One problem with chemotherapy under New York conditions is that after first appearance of foliar symptoms in large trees, decline and death occur so rapidly that opportunities for chemotherapy are poor. Protective antibiotic treatments of valuable elms during PN epidemics would be a more logical approach to control, but no data for evaluation of this possibility are yet available.
Prognosis for Elms
In areas where both PN and DED are epidemic, attempts to preserve elms are probably bad investments. Susceptible elms have never yet been protected against simultaneous epidemics of PN and DED.
Antibiotic treatments, still in experimental phases of development, offer promise for future protection against PN or therapy of infected trees in areas where DED is absent or under control.

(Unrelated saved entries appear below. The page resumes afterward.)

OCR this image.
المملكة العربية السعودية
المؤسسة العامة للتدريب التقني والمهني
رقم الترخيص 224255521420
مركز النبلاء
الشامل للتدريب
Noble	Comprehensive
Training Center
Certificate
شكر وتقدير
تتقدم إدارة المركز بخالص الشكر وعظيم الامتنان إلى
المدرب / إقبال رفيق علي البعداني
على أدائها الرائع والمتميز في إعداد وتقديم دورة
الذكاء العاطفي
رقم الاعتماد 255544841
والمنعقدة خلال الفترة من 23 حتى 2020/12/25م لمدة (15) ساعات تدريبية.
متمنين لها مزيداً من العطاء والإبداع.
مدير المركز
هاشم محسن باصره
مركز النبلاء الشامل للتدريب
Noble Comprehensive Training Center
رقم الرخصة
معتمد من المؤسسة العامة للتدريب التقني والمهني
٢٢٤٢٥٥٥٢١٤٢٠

Among elms native to North America, prospects for a tree resistant to both PN and DED are poor.
Elms of Asian and European origin are apparently resistant to PN. Selection and breeding for DED resistance and desired horticultural characters within these species may therefore yield PN resistance as a bonus.
Footnotes
↵1. Presented by the first author at 51st International Shade Tree Conference, Detroit, Michigan, August 1975. Authors are Professor, Graduate Research Assistant, and Experimentalist, respectively; Department of Plant Pathology, Cornell University, Ithaca, NY 18453. We gratefully acknowledge the cooperation of D. Wuertz, L.P. Gibson, C.E. Seliskar and C.L. Wilson of the U.S. Agricultural Research and Forest Services, Delaware, Ohio, in 1973 chemotherapy trials.